Mais l’aspect le plus grave est peut-être que Brian Armstrong ignore dans sa litanie de tweets que l’adhésion à la raison d’être et la stratégie d’une entreprise ne vaut pas quitus de sa culture et de son management : la contradiction entre l’envie représentée par les premières et le rejet suscité par les seconds est d’ailleurs plus douloureuse pour les collaborateurs concernés qu’une situation où l’ensemble des facteurs d’engagement d’une entreprise est décourageant et où la déception est donc moins importante entre promesse et réalité.

Brian Armstrong – (CC) Zachary Scott

L’attitude de Brian Armstrong illustre la pratique en vigueur au sein du secteur des nouvelles technologies où des fondateurs d’entreprise qui se croient omniscients érigent des cultures égocentrées, autoritaires et, parfois même, immorales. Certains furent ainsi menés à leur perte – on peut penser récemment à Elizabeth Holmes, Travis Kalanick et Adam Neumann – mais beaucoup ont prospéré et donné la délétère impression que cette approche était une condition de leur succès.

De nos jours, le plus célèbre modèle de ce mythe est aussi le plus génial entrepreneur de sa génération (et peut-être de toutes les générations) : Elon Musk. Si la liste de ses réalisations excède incomparablement celle de Brian Armstrong, leur méthode managériale est exactement la même. Ainsi SpaceX a-t-elle licencié, il y a quelques jours, au moins cinq collaborateurs qui furent à l’origine d’une lettre ouverte aux dirigeants de l’Entreprise critiquant le bruit médiatique fait par Elon Musk, dont ils considèrent que la marque personnelle est “une distraction et un embarras” pour Space X, et demandant que la culture de l’Entreprise soit plus inclusive et que les comportements inacceptables y soient combattus. Il s’agit d’ailleurs de problèmes qui semblent aussi gangréner Tesla.

Ce qui est frappant dans les cas du maître Musk et de l’élève Armstrong est leur similaire aveuglement à leurs contradictions respectives : de même qu’Armstrong explique dans la série de tweets où il qualifie certains de ses collaborateurs de stupides que la culture de Coinbase est de faire des compliments en public et critiquer en privé, Musk licencie des collaborateurs pour leurs propos dans une lettre ouverte à quelques heures de l’emphase qu’il met sur la liberté d’expression lors de sa rencontre avec les collaborateurs de Twitter. Les contradictions ont la même valeur chez ceux qui se considèrent infaillibles que les promesses aux yeux de Jacques Chirac : elles ne concernent que ceux qui les entendent, pas ceux qui les profèrent.

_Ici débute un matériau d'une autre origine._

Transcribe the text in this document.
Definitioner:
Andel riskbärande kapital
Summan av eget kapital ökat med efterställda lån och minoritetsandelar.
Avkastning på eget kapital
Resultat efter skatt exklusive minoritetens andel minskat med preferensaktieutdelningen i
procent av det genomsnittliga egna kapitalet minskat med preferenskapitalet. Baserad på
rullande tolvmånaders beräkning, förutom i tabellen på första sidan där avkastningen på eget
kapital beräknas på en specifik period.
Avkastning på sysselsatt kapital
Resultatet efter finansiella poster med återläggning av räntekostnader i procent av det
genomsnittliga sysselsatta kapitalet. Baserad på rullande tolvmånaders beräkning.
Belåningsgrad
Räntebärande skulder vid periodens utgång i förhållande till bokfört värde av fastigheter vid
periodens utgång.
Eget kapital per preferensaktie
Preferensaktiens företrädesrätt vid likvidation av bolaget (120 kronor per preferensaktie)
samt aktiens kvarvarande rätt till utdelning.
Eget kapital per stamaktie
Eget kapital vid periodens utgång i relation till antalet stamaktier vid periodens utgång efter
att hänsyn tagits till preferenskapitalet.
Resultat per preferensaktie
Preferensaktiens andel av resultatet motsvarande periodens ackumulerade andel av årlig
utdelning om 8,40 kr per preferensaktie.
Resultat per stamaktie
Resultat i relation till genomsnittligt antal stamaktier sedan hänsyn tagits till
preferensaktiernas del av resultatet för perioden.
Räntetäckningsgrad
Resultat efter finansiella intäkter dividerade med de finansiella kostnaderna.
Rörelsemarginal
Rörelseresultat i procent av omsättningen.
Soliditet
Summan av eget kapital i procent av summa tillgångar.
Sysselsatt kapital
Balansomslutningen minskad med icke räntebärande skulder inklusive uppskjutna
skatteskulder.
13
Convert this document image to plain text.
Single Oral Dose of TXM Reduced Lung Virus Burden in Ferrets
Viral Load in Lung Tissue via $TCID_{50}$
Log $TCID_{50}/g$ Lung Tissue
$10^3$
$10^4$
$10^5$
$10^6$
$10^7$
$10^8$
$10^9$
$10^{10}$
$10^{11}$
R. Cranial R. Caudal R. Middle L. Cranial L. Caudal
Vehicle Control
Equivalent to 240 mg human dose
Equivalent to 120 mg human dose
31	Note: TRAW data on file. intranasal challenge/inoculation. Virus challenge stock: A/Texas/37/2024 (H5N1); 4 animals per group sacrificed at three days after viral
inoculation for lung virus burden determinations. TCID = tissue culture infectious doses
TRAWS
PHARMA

Le problème est que le lustre du secteur des nouvelles technologies et le culte de ses fondateurs jupitériens créent un lien de causalité dévastateur entre leurs dérives managériales et leurs extraordinaires succès en matière d’innovation et de résultats économiques. En outre, le storytelling médiatique développé autour de ces génies dont les intuitions et les méthodes de management sont également implacables occulte les entreprises qui conjuguent performance financière et épanouissement de leurs collaborateurs, telles qu’Adobe, Qualtrics, Salesforce, Starbucks ou Microsoft sous Satya Nadella.

De fait, l’un des plus grands défis que l’industrie des nouvelles technologies doit relever dans les prochaines années consiste à associer en son sein et dans l’esprit populaire valorisation boursière et valeurs humaines. Cela l’amènerait certainement à changer le monde autant que ses innovations les plus formidables.